If this stenographic record arose, as was supposed in the court below, by reason of a private contract between the parties and not under either of the cited acts defining the duties of the stenographer, then there is less reason for summary action on the part of the court.
*614My examination, of the cases convinces me, and this has been the principal ground of my dissent, that in the absence of a specific act giving them authority, the courts will not in general order their officers to return money illegally collected, but will leave the parties to their remedy by suit, rule to show cause and execution. ' 35 Cyc. 1858; 37 Cyc. 528 et seq.; San Francisco v. Mulcrevy, 113 Pac. 339.
The citation from 15 C. J. 316, section 783, mentioned by the majority of this court, does not point to a summary action. The terms of that citation only mean that the party may resort to a motion or rule to show cause and does not necessarily have to begin an independent action. The remedy is by means of execution and not by an order on the officer to pay over the money.

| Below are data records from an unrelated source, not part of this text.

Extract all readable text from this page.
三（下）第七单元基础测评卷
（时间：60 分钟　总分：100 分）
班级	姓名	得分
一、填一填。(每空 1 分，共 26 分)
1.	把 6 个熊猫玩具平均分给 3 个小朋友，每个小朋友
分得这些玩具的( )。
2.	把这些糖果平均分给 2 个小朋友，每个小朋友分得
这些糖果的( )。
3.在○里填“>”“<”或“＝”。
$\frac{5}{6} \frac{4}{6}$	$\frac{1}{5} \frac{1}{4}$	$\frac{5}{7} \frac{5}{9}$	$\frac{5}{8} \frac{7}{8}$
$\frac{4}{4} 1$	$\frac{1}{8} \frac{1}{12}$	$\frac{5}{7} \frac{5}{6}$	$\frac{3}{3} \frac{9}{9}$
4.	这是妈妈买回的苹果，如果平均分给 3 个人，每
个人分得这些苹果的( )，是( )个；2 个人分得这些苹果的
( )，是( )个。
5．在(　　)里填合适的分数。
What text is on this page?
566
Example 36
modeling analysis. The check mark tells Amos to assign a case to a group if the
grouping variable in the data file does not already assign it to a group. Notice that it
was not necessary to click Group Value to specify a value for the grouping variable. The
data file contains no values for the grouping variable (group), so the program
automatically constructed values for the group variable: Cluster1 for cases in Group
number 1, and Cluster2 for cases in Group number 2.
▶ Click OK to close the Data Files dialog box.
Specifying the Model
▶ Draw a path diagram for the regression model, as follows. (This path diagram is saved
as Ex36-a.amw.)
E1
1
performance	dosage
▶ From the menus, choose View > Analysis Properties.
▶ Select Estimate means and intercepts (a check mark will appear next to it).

The citation, I take it, does not contemplate an order for a specific return whereby in case of disobedience the officer might be punished as for a contempt.
Paragraph 5 of section 7 of the Code of Civil Procedure relied upon by this court, it appears to me, is too general and not specific enough to cover this case. The idea of that section is to control the official conduct of its officers and not all their conduct. It surely does not cover duties not defined by the law.
Along with the court below I refrain from commenting on the conduct of the stenographer, but for the foregoing reasons I dissent from the opinion of the court.